For much of the film you may not know it’s Streep, but Soderbergh reveals said magic trick in a final scene that makes the illusion obvious. He wants you to leave the theater knowing Streep was donning an accent and a wig. Both as this secretary, but also, as Ellen. The movie ends with the actress taking off both wigs one after the other in one long take, doing away with each accent in turn, and delivering a monologue to us in her regular voice. It feels like a theatrical monologue, making both characters feel equally performative.

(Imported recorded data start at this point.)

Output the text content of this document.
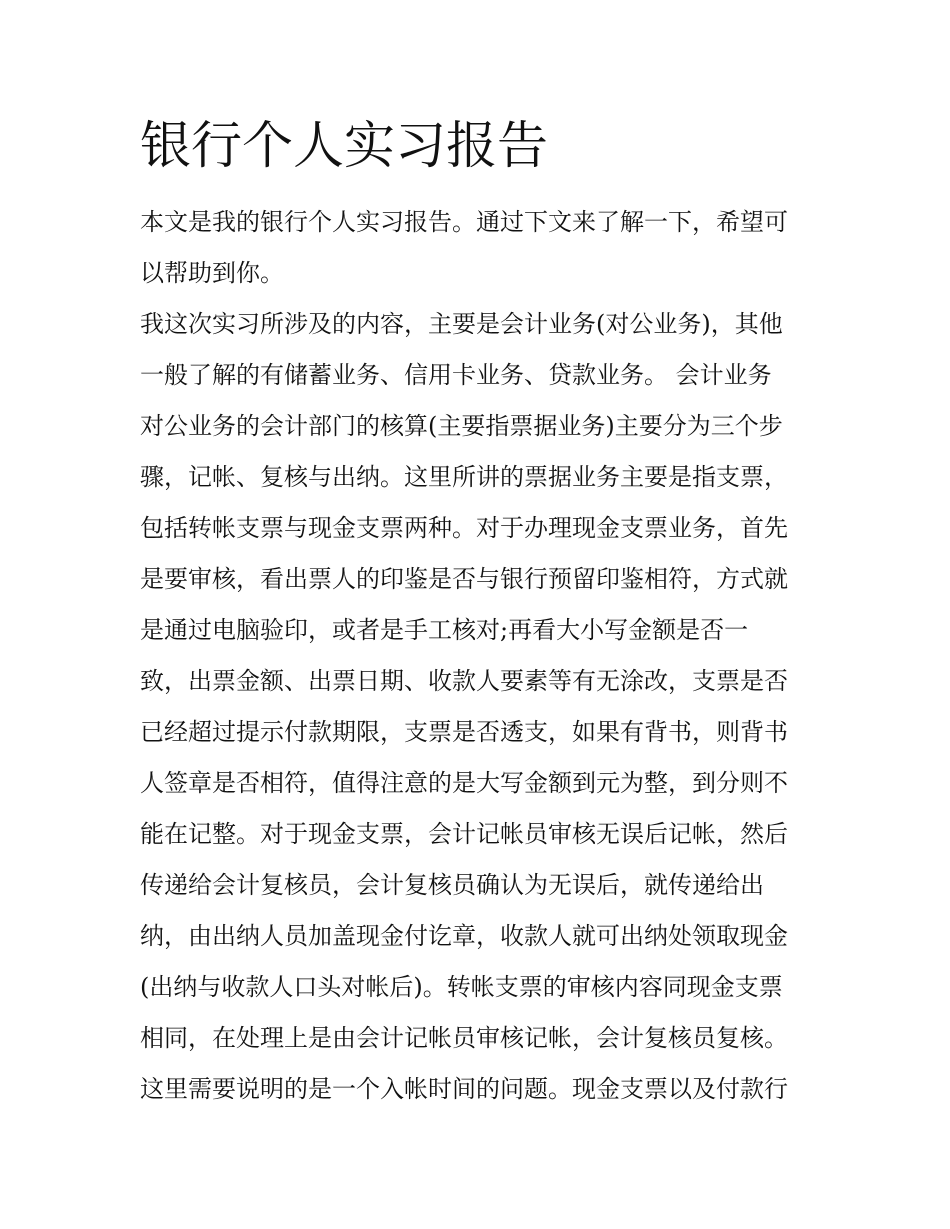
银行个人实习报告
本文是我的银行个人实习报告。通过下文来了解一下，希望可
以帮助到你。
我这次实习所涉及的内容，主要是会计业务(对公业务)，其他
一般了解的有储蓄业务、信用卡业务、贷款业务。 会计业务
对公业务的会计部门的核算(主要指票据业务)主要分为三个步
骤，记帐、复核与出纳。这里所讲的票据业务主要是指支票，
包括转帐支票与现金支票两种。对于办理现金支票业务，首先
是要审核，看出票人的印鉴是否与银行预留印鉴相符，方式就
是通过电脑验印，或者是手工核对;再看大小写金额是否一
致，出票金额、出票日期、收款人要素等有无涂改，支票是否
已经超过提示付款期限，支票是否透支，如果有背书，则背书
人签章是否相符，值得注意的是大写金额到元为整，到分则不
能在记整。对于现金支票，会计记帐员审核无误后记帐，然后
传递给会计复核员，会计复核员确认为无误后，就传递给出
纳，由出纳人员加盖现金付讫章，收款人就可出纳处领取现金
(出纳与收款人口头对帐后)。转帐支票的审核内容同现金支票
相同，在处理上是由会计记帐员审核记帐，会计复核员复核。
这里需要说明的是一个入帐时间的问题。现金支票以及付款行
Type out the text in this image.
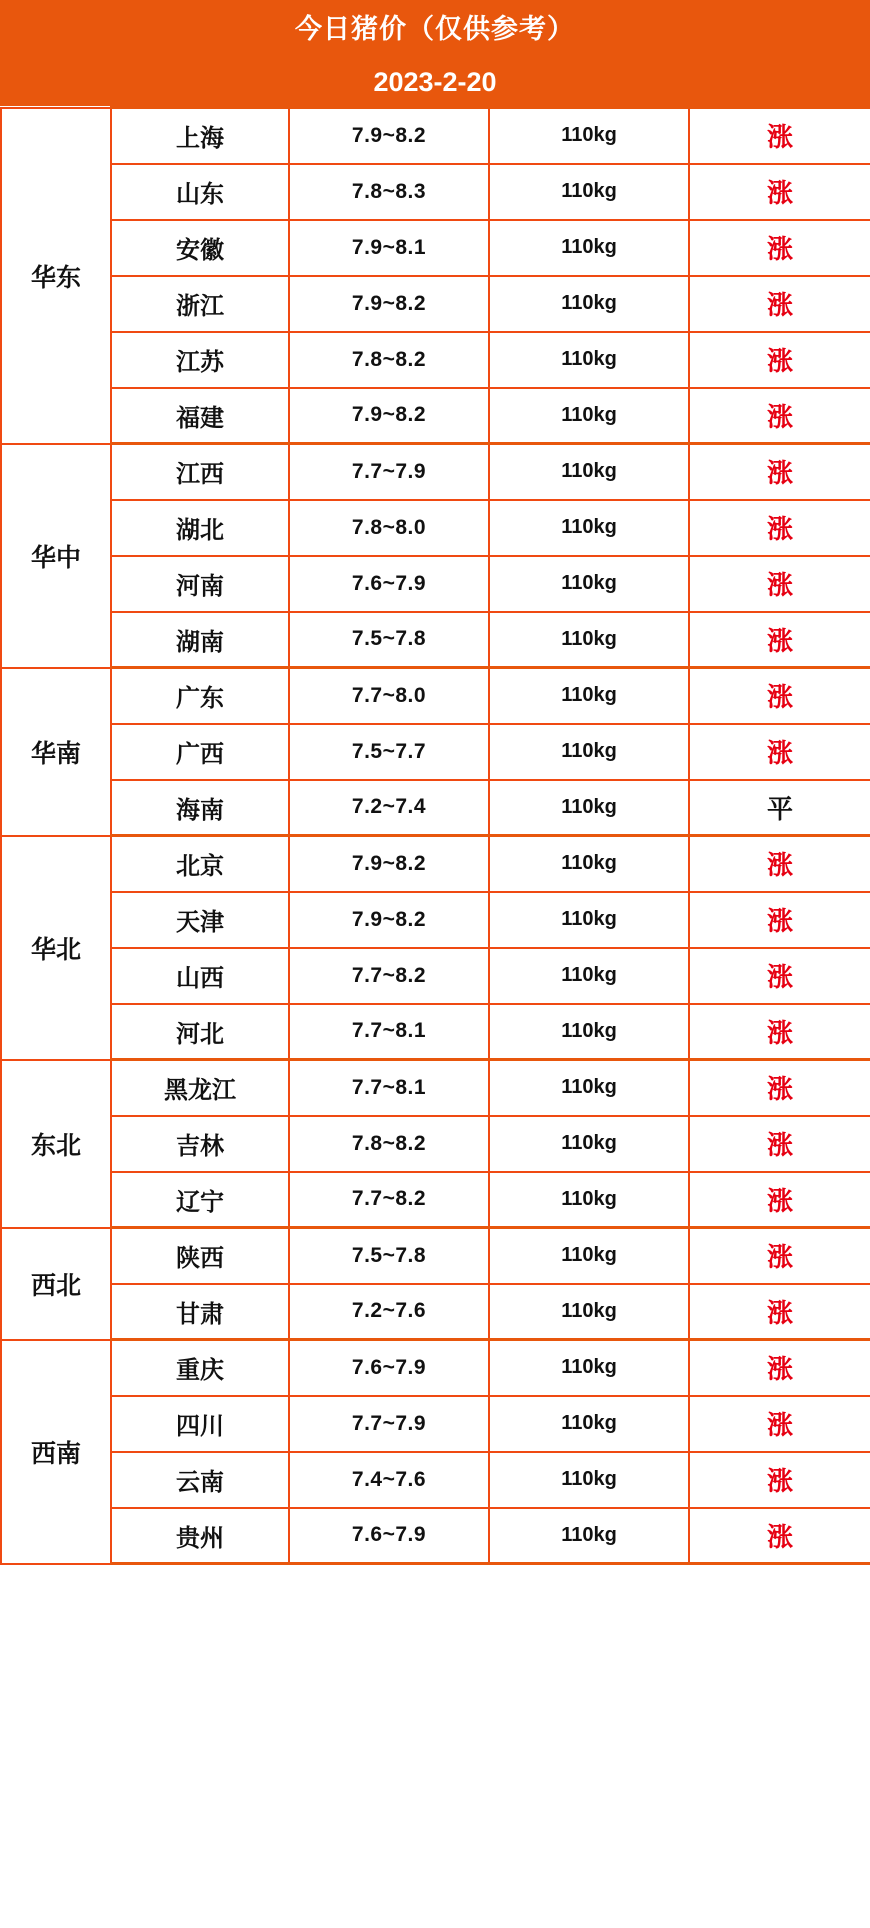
今日猪价（仅供参考）
2023-2-20
华东	上海	7.9~8.2	110kg	涨
	山东	7.8~8.3	110kg	涨
	安徽	7.9~8.1	110kg	涨
	浙江	7.9~8.2	110kg	涨
	江苏	7.8~8.2	110kg	涨
	福建	7.9~8.2	110kg	涨
华中	江西	7.7~7.9	110kg	涨
	湖北	7.8~8.0	110kg	涨
	河南	7.6~7.9	110kg	涨
	湖南	7.5~7.8	110kg	涨
华南	广东	7.7~8.0	110kg	涨
	广西	7.5~7.7	110kg	涨
	海南	7.2~7.4	110kg	平
华北	北京	7.9~8.2	110kg	涨
	天津	7.9~8.2	110kg	涨
	山西	7.7~8.2	110kg	涨
	河北	7.7~8.1	110kg	涨
东北	黑龙江	7.7~8.1	110kg	涨
	吉林	7.8~8.2	110kg	涨
	辽宁	7.7~8.2	110kg	涨
西北	陕西	7.5~7.8	110kg	涨
	甘肃	7.2~7.6	110kg	涨
西南	重庆	7.6~7.9	110kg	涨
	四川	7.7~7.9	110kg	涨
	云南	7.4~7.6	110kg	涨
	贵州	7.6~7.9	110kg	涨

In this The Laundromat doesn’t shy away from admitting it has Streep playing a Latina. But in making it so obvious at the end, and having it become a metaphor for how the system is rigged in favor of the rich, the privileged, the wealthy (yes, including celebrities like Meryl and directors like Soderbergh), the film almost begs you to nitpick and be outraged at this small bit part of brownface. But it also weaponizes it to deliver a final monologue that’s all about seeing the bigger picture. There’s a sense that Soderbergh wants us to be in on the joke (the kind where, because he’s self-aware about it means there’s little to criticize about it). But it’s all so muddled and the movie so flippant at times that it’s hard to let it go, especially when this is such a cartoonish character to begin with. There may be a point, but one wonders whether that adds up to anything at all in the end. It just feels so tone-deaf and tired and so unseemly. Even worse, so unnecessary.

The Laundromat screened as part of the Toronto International Film Festival.